Now, we stand today under the sign of the social question. This social question certainly has its full justification, and I would be glad if I could say more about it, but my time to speak is over. I will only say briefly that this social question has many sides, and much will be necessary in order to come so close to all the details of this social question that what a person who is unbiased today must nevertheless desire for the future of mankind in a transformation of social life will emerge. But everything that we can conceive and also practically introduce as external institutions, what we otherwise think up in the many schemes that exist about social life today, it appears to him who sees the moral in the light of the spiritual that he says: To deal with the social question without the moral question is like having a room without light and searching for the objects in it without there being any light in it.
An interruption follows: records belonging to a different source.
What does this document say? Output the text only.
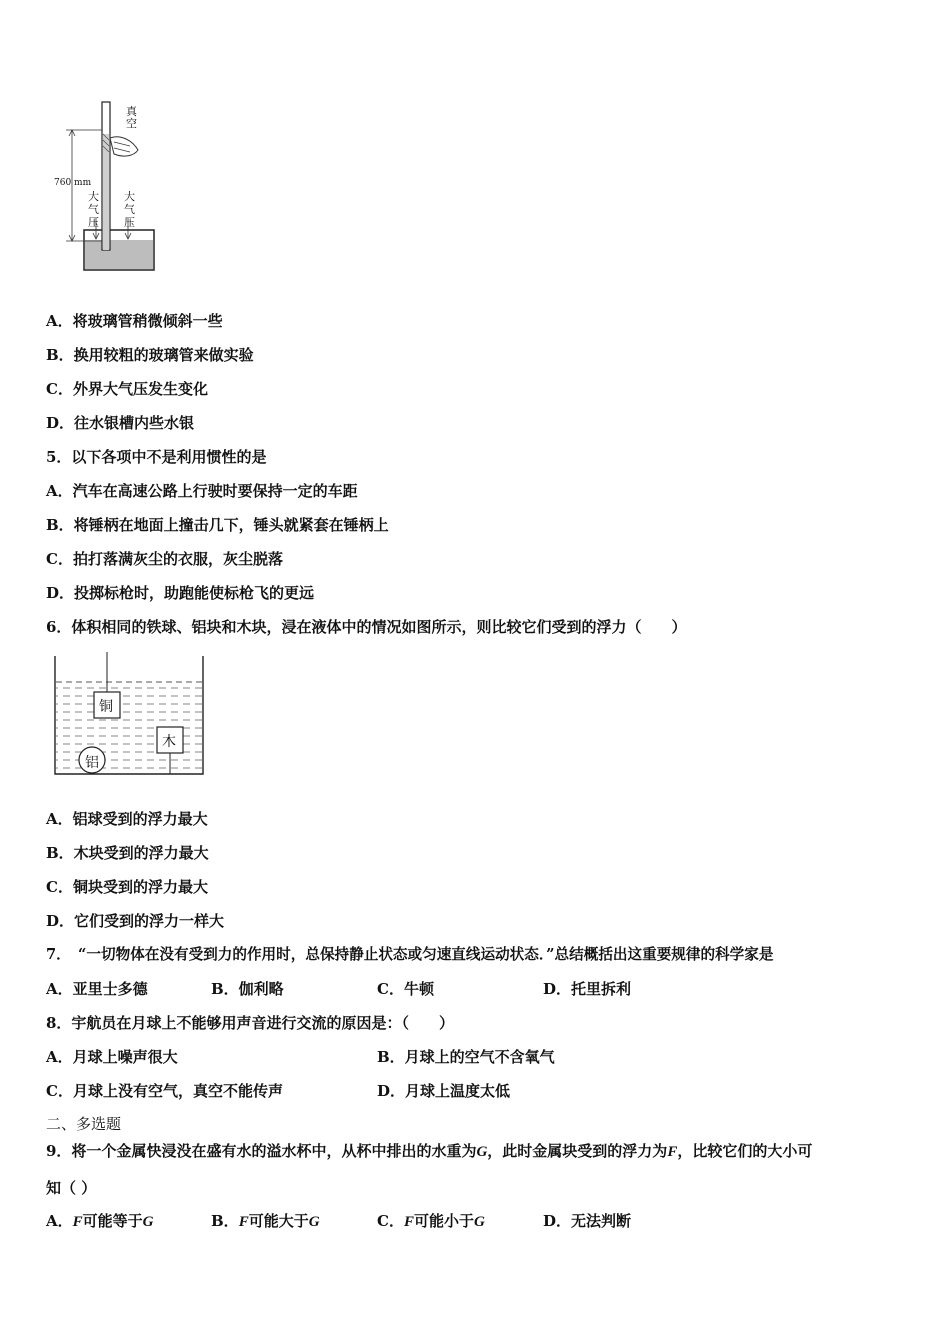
真空
760 mm
大气压
大气压
A．将玻璃管稍微倾斜一些
B．换用较粗的玻璃管来做实验
C．外界大气压发生变化
D．往水银槽内些水银
5．以下各项中不是利用惯性的是
A．汽车在高速公路上行驶时要保持一定的车距
B．将锤柄在地面上撞击几下，锤头就紧套在锤柄上
C．拍打落满灰尘的衣服，灰尘脱落
D．投掷标枪时，助跑能使标枪飞的更远
6．体积相同的铁球、铝块和木块，浸在液体中的情况如图所示，则比较它们受到的浮力（　　）
铜
木
铝
A．铝球受到的浮力最大
B．木块受到的浮力最大
C．铜块受到的浮力最大
D．它们受到的浮力一样大
7．　“一切物体在没有受到力的作用时，总保持静止状态或匀速直线运动状态．”总结概括出这重要规律的科学家是
A．亚里士多德	B．伽利略	C．牛顿	D．托里拆利
8．宇航员在月球上不能够用声音进行交流的原因是：（　　）
A．月球上噪声很大	B．月球上的空气不含氧气
C．月球上没有空气，真空不能传声	D．月球上温度太低
二、多选题
9．将一个金属快浸没在盛有水的溢水杯中，从杯中排出的水重为G，此时金属块受到的浮力为F，比较它们的大小可
知（ ）
A．F可能等于G	B．F可能大于G	C．F可能小于G	D．无法判断
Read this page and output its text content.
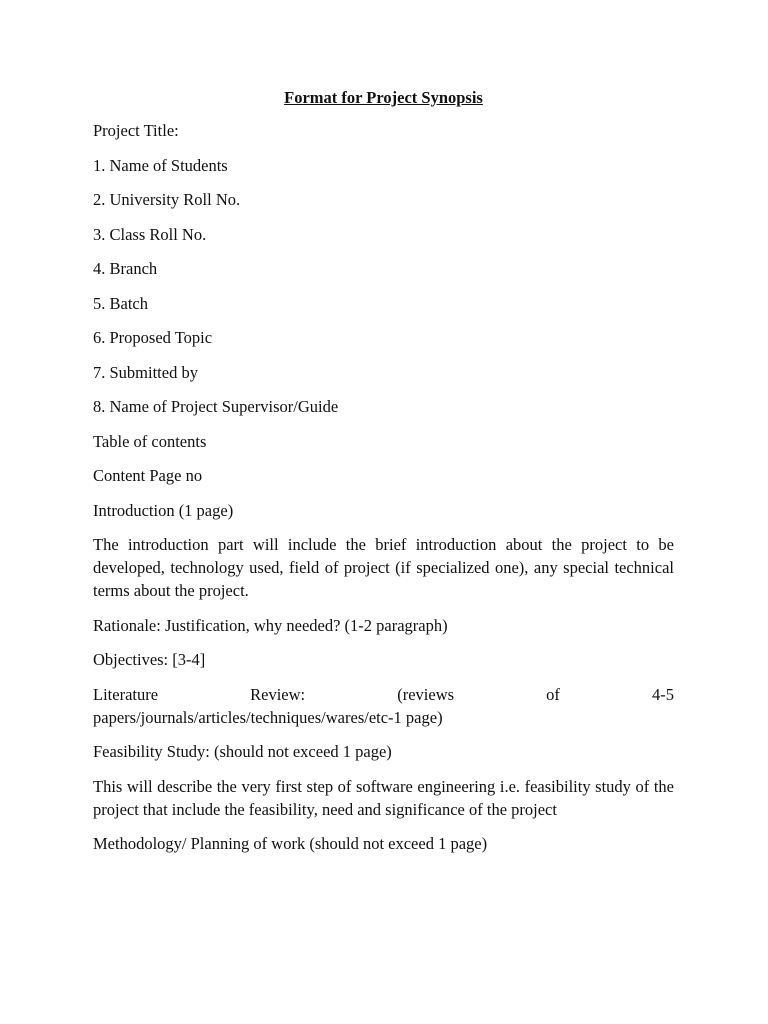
Format for Project Synopsis
Project Title:
1. Name of Students
2. University Roll No.
3. Class Roll No.
4. Branch
5. Batch
6. Proposed Topic
7. Submitted by
8. Name of Project Supervisor/Guide
Table of contents
Content Page no
Introduction (1 page)
The introduction part will include the brief introduction about the project to be developed, technology used, field of project (if specialized one), any special technical terms about the project.
Rationale: Justification, why needed? (1-2 paragraph)
Objectives: [3-4]
Literature	Review:	(reviews	of	4-5
papers/journals/articles/techniques/wares/etc-1 page)
Feasibility Study: (should not exceed 1 page)
This will describe the very first step of software engineering i.e. feasibility study of the project that include the feasibility, need and significance of the project
Methodology/ Planning of work (should not exceed 1 page)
The social question can only be placed in the correct field of judgment through a real grasp of the moral question. Whoever looks at life in its entire context will have to say to himself: The moral question is like the light which must illuminate social life, if the social question is to come to what is called a religious one in a humanly true sense. Therefore it is necessary, above all in social relations, that man today should gain a standpoint on the moral question. And I think it has perhaps been possible to show that what I call here a spiritual science, an anthroposophical spiritual science, also approaches the great questions of our time honestly in this sense, and that it is serious about the moral question and the education of the moral human being.